Files
2025-01-23 10:54:39 +08:00

31 lines
1.2 KiB
Markdown

# Deploy ChatQnA on Kubernetes cluster
- You should have Helm (version >= 3.15) installed. Refer to the [Helm Installation Guide](https://helm.sh/docs/intro/install/) for more information.
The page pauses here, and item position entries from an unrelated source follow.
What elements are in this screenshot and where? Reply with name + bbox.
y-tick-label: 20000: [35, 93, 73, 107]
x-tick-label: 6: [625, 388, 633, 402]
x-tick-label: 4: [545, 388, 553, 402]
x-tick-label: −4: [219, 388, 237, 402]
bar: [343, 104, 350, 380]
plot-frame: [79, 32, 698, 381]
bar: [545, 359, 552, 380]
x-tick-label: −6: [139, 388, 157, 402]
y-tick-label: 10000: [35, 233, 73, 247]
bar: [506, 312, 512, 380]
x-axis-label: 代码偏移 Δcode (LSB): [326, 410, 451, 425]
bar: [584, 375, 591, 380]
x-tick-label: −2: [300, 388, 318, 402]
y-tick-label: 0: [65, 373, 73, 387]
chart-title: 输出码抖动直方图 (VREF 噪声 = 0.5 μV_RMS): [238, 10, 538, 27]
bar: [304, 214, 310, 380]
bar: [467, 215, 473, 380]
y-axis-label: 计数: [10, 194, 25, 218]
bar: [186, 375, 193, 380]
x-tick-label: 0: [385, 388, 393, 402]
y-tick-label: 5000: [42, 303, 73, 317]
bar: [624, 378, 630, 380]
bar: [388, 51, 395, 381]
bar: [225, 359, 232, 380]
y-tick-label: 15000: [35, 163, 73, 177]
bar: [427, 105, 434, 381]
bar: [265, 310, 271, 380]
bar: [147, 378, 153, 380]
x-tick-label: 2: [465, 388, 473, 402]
- For more deploy options, refer to [helm charts README](https://github.com/opea-project/GenAIInfra/tree/main/helm-charts#readme).
## Deploy on Xeon
```
export HFTOKEN="insert-your-huggingface-token-here"
helm install chatqna oci://ghcr.io/opea-project/charts/chatqna --set global.HUGGINGFACEHUB_API_TOKEN=${HFTOKEN} -f cpu-values.yaml
```
## Deploy on Gaudi
```
export HFTOKEN="insert-your-huggingface-token-here"
helm install chatqna oci://ghcr.io/opea-project/charts/chatqna --set global.HUGGINGFACEHUB_API_TOKEN=${HFTOKEN} -f gaudi-vllm-values.yaml
```
## Deploy variants of ChatQnA
ChatQnA is configurable and you can enable/disable features by providing values.yaml file.
For example, to run with tgi instead of vllm inference engine on Gaudi hardware, use gaudi-tgi-values.yaml file:
```
export HFTOKEN="insert-your-huggingface-token-here"
helm install chatqna oci://ghcr.io/opea-project/charts/chatqna --set global.HUGGINGFACEHUB_API_TOKEN=${HFTOKEN} -f gaudi-tgi-values.yaml
```
See other *-values.yaml files in this directory for more reference.